When will the increase in these tax rates be felt?
“It’ll be in your next bill,” said Jefferies.
ANeSU is required by law to submit its yearly expenditures to an external auditor. According to Howard and Jefferies the results of those audits would ideally be returned well before Town Meeting Day so the school budget presented to residents is calculated using approved numbers rather than estimates. This year, Howard said, audits came in two months after Town Meeting Day because they went out two months later than planned.
“We originally planned to turn in the materials in August,” she said. But since previous business manager Gregg Burdick and other staff were on medical leave for parts of last summer, those numbers were not submitted until October.
To prevent tardiness in the future, Howard said that ANeSU is requiring schools to submit their expenditures two-to-four weeks in advance of the previous August deadline.
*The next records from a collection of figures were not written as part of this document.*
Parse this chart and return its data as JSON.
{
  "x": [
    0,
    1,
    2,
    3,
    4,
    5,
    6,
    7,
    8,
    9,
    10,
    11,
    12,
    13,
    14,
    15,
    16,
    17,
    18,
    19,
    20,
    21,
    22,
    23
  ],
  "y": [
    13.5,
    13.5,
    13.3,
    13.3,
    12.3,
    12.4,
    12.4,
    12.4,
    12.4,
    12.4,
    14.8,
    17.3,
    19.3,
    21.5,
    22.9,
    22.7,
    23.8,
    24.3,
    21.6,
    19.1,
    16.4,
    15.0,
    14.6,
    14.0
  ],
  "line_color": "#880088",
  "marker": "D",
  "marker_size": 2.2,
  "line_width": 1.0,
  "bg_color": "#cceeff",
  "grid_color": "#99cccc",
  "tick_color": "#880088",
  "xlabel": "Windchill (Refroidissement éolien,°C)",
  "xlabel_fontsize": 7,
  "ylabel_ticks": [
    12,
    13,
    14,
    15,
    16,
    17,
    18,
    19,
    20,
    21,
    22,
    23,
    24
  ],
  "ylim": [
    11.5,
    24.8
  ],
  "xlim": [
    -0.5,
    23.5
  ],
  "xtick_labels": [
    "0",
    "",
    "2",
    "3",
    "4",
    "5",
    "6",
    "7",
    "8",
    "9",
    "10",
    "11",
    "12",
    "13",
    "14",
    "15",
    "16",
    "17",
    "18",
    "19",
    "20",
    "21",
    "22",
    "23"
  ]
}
Also, new software will be incorporated into the budgeting process, such as an asset tracker, a budgeting module and a report-writing program.
To decrease spending in the future, administrators are working on expense sharing programs and there is talk that they might centralize management to consolidate financial responsibilities, like the supervisory union did with the Food Service Cooperative to keep better track of food spending.
A new business manager has been hired. Edward Gomeau is due to start at the beginning of July (See related story).
Howard said Jeffries has helped improve administrative matters greatly.
“Susan knows the system and has been able to help prioritize targets and identify areas to improve upon,” said Howard.
“I have no issues with our team at all,” Smith added. “We’ve got really good staff.”